Lets systems have different names throughout the country and the currencies are virtually always local and not readily interchangeable. Cranes are named after the River Crane in Hounslow (originally, the suggested name was Turpin after Dick Turpin who held up travellers on Hounslow Heath, but it was felt this would be too negative). Brighton uses Brights, Readies are in circulation in Reading and Bristol sticks to Ideals.

When a Lets member uses a service or product, he or she writes a cheque in the local currency unit, which is then debited against his or her account held on a central register. A member's services are listed in a directory for other members to call upon. Selling your services in turn attracts credits to cancel out your "debt", which is interest-free. People do not require credits to be able to "buy" services.

Depending on the scheme, individual Lets members typically set their own prices or prices are based on time. The issue of pricing is the subject of some debate.

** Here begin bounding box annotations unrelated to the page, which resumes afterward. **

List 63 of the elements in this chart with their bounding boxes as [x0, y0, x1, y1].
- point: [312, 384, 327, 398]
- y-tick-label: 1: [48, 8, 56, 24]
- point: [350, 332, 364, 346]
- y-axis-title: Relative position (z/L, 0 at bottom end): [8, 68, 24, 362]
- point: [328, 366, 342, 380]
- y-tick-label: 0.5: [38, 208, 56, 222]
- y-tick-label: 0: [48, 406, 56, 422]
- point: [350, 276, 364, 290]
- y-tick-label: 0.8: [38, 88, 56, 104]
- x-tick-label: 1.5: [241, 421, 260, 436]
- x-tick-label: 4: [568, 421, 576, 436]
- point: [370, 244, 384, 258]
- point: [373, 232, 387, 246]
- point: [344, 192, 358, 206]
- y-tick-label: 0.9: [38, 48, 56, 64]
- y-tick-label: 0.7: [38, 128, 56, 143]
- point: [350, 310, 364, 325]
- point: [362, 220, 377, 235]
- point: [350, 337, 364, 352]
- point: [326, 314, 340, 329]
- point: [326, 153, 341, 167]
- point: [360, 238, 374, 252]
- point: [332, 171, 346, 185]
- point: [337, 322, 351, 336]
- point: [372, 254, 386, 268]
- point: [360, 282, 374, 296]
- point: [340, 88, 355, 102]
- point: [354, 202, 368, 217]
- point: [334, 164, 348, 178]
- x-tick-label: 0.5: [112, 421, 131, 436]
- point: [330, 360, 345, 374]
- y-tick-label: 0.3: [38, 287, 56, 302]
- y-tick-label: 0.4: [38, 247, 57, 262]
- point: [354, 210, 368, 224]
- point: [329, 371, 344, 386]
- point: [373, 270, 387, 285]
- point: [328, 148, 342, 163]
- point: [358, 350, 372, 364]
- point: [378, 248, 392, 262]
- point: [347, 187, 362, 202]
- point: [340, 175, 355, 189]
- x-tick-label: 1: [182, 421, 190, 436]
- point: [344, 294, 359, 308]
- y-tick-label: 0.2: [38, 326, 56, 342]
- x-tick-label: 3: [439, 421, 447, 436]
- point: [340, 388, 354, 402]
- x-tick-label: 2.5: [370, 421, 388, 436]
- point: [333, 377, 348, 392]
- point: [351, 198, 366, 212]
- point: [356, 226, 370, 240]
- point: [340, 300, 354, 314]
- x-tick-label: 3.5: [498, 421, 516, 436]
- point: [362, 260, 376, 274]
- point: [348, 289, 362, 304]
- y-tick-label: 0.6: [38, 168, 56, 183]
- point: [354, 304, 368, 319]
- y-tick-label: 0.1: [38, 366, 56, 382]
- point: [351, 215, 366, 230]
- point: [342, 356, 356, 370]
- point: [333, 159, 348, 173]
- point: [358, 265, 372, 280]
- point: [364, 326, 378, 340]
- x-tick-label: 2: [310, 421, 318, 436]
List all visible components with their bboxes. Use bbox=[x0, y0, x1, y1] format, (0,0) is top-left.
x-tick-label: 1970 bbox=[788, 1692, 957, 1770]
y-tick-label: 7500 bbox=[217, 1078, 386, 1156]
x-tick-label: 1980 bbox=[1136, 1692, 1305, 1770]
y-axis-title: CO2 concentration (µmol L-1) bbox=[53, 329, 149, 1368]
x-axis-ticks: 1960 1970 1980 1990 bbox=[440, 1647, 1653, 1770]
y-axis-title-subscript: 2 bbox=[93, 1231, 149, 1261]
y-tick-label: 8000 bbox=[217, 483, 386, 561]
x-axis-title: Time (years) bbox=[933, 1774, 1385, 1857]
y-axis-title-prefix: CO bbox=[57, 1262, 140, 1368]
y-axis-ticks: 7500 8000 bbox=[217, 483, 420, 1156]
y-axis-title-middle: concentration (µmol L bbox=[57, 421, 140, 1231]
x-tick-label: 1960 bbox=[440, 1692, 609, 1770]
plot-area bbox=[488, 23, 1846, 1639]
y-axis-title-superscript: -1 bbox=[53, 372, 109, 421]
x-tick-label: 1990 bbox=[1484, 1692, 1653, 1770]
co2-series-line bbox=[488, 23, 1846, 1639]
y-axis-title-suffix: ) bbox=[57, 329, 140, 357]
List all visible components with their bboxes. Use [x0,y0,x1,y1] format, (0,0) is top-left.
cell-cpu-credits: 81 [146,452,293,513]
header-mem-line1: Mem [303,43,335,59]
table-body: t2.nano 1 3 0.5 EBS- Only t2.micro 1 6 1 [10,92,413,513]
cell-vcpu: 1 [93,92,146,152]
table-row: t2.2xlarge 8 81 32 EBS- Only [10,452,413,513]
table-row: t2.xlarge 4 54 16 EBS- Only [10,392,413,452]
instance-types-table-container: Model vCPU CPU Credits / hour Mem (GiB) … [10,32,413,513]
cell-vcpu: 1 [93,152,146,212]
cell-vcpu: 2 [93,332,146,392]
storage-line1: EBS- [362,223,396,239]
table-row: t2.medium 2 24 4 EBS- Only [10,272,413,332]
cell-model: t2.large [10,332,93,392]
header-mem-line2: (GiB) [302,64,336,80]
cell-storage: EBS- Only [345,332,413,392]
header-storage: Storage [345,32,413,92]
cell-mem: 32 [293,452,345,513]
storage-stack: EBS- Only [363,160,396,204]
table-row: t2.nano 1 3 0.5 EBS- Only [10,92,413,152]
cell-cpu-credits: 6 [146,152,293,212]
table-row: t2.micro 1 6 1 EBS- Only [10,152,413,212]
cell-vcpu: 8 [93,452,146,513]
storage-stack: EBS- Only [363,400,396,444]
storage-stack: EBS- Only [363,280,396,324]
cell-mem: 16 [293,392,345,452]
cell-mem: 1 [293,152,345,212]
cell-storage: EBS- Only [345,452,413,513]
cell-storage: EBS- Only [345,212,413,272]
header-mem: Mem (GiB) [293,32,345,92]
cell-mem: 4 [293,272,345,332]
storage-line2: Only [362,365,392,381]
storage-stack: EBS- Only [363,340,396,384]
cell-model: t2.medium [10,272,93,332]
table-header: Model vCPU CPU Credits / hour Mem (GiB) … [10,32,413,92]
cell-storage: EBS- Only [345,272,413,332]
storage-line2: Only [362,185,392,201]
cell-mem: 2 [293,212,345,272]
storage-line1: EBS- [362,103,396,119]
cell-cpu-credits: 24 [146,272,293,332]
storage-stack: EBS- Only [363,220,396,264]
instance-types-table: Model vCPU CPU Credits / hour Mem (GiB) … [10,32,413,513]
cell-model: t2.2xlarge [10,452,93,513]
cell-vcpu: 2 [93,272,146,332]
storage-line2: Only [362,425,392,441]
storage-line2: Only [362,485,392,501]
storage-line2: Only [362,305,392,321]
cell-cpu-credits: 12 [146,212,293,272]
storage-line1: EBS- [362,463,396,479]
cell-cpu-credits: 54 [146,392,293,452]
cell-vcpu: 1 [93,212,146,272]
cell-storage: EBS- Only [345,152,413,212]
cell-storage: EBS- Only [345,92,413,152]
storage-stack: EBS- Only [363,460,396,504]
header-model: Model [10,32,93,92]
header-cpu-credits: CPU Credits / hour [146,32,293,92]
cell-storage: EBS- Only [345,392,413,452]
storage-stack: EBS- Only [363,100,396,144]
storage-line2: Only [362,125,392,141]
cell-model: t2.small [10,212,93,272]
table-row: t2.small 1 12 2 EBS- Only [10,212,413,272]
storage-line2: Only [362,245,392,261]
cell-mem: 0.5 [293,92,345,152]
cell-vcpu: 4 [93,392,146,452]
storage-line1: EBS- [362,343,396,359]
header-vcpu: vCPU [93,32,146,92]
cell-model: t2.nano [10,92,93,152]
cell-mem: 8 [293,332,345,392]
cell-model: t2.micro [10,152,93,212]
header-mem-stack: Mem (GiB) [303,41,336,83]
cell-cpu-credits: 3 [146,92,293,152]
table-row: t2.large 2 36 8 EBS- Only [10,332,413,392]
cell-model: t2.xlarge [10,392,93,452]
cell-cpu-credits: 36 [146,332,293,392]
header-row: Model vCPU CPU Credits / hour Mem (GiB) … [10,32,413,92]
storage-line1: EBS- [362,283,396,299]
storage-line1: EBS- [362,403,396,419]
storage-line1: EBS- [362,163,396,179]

The Brighton Brights scheme recently switched to a system where prices were related to cash values, so that goods as well as services could be traded. Otherwise it was felt that under the old time-based system there would be problems: how many man-hours would an organic cabbage be worth, for example.

Ruth Philips, a cellist belonging to the Brighton Brights scheme, says looking after children creatively should have a high value in terms of Brights because of the skill and energy it demands. Similarly, as someone who has studied her instrument since she was four years old, something of that effort should be reflected in Brights, she believes. Hounslow's Mr Turner, on the other hand, believes most services should be priced at a standard rate.

Lets scheme operators say it is very rare for someone to default and leave the system without settling what they owe. If they fall behind they may be encouraged to make up what they owe, although the debts are not legally enforceable.

Ms Shephard at Letslink says the increasing insecurity of the labour market should fuel the growth of Lets schemes. Lets protect members from the vicissitudes of the broader economy, since demand is untramelled by the availability of hard cash. British Lets groups are also considering setting up a Lets similar to the More scheme in the US state of Missouri, which is extending the community-based exchange system to care for the aged and infirm. Recently retired people work for long-retired individuals and clock up many hours of service. In turn, when the recently retired themselves get old and frail, they get repayment for the man-hours they put in before.